Ligia Bahia, pesquisadora do GPDES, comentou ao Outras Palavras sobre a composição do Conselho de Desenvolvimento Econômico e Social, o “Conselhão”. Leia a seguir:
Em 4 de maio, o governo Lula anunciou a retomada do Conselho de Desenvolvimento Econômico e Social, mais conhecido como Conselhão, grupo de caráter não deliberativo que reúne os mais diversos membros da sociedade civil, com vistas a auxiliar o governo na formulação de políticas públicas. No entanto, no âmbito da saúde, a diversidade parece não ter sido o forte da formação do grupo. Como mostrou matéria de Viomundo, quase todos os 14 membros são ligados a grandes grupos econômicos da saúde.
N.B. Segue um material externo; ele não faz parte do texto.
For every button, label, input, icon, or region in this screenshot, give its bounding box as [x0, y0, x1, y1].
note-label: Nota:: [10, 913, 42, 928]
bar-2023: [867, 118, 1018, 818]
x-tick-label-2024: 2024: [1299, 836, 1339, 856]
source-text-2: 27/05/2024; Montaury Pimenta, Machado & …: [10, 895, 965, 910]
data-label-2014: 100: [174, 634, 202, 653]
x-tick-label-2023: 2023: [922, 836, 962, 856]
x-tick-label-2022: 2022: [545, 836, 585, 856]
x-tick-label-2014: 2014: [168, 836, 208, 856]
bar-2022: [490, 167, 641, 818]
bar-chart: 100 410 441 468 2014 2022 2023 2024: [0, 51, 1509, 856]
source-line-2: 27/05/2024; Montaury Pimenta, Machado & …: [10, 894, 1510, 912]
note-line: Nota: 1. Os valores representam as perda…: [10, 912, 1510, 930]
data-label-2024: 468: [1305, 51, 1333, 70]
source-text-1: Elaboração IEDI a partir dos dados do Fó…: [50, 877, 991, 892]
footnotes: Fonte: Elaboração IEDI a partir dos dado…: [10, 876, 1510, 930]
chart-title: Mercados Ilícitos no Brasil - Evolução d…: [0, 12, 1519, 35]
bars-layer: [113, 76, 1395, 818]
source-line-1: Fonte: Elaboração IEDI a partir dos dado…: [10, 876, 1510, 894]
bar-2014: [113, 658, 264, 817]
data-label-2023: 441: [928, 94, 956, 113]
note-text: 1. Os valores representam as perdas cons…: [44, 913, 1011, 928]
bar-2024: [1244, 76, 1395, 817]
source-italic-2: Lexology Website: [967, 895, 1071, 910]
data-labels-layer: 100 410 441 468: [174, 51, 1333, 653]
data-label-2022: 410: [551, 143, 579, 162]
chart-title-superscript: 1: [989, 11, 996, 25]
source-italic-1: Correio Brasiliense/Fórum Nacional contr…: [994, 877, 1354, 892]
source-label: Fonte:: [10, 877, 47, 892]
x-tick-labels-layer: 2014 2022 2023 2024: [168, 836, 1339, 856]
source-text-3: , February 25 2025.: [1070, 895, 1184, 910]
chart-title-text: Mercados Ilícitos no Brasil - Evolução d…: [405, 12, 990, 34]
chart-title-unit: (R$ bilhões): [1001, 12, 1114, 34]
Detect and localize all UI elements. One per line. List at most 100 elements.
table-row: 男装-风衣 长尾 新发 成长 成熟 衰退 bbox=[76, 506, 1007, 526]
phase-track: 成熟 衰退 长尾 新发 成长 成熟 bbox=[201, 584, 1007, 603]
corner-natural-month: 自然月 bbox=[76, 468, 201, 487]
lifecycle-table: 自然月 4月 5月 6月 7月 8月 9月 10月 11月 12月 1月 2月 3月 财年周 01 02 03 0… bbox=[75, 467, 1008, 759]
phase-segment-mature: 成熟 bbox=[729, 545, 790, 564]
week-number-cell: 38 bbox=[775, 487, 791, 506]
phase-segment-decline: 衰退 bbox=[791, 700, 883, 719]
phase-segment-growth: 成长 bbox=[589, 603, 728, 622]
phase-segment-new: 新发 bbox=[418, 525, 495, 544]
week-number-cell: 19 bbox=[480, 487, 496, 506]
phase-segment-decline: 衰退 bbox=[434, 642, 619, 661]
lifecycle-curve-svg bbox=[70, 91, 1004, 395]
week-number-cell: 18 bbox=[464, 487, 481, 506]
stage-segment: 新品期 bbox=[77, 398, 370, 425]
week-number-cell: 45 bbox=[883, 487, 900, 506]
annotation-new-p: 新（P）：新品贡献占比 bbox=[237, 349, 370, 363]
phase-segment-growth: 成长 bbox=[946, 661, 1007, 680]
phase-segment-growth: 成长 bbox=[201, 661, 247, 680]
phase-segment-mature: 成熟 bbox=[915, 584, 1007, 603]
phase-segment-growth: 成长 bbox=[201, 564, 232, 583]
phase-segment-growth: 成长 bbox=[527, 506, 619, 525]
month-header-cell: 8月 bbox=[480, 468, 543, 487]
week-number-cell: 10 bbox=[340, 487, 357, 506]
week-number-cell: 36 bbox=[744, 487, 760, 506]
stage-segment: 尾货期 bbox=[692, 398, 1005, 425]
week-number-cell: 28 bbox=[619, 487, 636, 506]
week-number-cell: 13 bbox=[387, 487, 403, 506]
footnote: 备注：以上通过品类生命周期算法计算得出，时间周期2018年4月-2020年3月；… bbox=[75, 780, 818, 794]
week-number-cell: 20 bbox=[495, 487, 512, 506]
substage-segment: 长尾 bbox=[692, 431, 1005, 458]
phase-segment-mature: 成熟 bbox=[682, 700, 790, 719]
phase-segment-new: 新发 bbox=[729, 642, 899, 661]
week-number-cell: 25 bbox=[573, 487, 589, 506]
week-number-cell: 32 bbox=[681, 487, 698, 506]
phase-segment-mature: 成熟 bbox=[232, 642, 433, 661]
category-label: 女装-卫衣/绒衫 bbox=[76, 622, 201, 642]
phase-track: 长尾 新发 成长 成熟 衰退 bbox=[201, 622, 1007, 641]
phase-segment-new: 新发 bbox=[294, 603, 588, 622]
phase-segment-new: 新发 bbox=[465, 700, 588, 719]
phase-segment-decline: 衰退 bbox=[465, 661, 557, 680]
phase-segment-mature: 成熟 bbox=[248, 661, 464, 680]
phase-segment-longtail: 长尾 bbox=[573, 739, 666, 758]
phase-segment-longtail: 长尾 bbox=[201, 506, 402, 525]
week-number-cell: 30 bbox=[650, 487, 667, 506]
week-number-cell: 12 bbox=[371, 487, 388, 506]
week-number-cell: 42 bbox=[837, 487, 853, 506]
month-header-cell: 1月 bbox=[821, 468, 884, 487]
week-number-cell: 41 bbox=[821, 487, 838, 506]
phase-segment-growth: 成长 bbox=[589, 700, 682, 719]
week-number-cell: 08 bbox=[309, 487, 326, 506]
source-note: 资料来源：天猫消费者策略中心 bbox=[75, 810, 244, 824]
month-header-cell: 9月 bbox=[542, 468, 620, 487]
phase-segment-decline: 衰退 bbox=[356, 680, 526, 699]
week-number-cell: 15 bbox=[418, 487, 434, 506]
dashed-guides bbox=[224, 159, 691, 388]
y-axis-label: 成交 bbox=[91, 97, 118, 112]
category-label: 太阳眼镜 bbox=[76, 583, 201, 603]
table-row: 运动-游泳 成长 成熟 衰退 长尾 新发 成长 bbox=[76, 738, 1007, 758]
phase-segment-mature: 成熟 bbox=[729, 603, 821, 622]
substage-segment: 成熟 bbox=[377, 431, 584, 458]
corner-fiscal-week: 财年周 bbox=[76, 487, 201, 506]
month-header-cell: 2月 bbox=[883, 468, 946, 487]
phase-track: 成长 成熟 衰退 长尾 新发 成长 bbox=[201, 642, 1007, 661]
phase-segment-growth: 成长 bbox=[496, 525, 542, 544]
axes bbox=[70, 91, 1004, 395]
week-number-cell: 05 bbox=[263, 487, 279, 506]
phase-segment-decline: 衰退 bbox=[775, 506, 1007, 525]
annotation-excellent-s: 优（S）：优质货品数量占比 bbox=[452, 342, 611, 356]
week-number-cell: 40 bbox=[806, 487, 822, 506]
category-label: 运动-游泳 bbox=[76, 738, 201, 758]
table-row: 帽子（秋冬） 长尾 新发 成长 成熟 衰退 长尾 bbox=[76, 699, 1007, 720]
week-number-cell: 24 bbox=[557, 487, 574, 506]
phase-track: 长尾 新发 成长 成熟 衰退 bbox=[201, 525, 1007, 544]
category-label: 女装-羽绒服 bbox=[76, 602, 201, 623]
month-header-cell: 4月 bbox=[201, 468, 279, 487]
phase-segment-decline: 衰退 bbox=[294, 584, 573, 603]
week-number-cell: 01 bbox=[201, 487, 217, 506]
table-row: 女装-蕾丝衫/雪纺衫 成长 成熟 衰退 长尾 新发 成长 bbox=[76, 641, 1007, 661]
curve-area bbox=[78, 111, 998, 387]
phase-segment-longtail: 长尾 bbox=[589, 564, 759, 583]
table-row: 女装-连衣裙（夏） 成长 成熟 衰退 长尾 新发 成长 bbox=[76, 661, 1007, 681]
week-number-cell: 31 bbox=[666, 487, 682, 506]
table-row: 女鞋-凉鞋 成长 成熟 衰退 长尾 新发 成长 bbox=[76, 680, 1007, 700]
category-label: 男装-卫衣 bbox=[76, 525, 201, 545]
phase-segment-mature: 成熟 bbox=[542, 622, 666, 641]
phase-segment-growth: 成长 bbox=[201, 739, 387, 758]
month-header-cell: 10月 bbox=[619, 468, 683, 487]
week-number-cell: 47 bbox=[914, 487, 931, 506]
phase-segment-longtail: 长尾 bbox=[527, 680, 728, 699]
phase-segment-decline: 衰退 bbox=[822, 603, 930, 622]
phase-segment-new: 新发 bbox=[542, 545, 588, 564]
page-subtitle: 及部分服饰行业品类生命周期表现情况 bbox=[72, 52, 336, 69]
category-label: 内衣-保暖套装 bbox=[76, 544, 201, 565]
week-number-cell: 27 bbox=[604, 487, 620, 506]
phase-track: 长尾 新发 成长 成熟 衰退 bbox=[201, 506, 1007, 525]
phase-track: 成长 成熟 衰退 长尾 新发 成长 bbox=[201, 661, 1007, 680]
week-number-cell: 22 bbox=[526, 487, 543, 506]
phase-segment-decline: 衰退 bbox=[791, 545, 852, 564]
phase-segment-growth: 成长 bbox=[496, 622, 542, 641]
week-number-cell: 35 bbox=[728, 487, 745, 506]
A exceção é Rosana Onocko, presidente da Abrasco e professora da Faculdade de Ciências Biomédicas da Unicamp. Entrevistada pela jornalista Conceição Lemes, a médica Ligia Bahia afirmou que “no Brasil, que acaba de experimentar uma tragédia sanitária, a expectativa de recriação de instância participativa para assessorar diretamente o Presidente da República era de ver presentes os que tocam o SUS, os que deram a cara a tapa para mitigar mortes e sequelas. Seria previsível também incluir representantes da enfermagem, agentes comunitários da saúde, infectologistas, cientistas, tanta gente que esteve incansavelmente no front da batalha contra o desprezo pelas vidas da população brasileira. Mas não foi isso que aconteceu”.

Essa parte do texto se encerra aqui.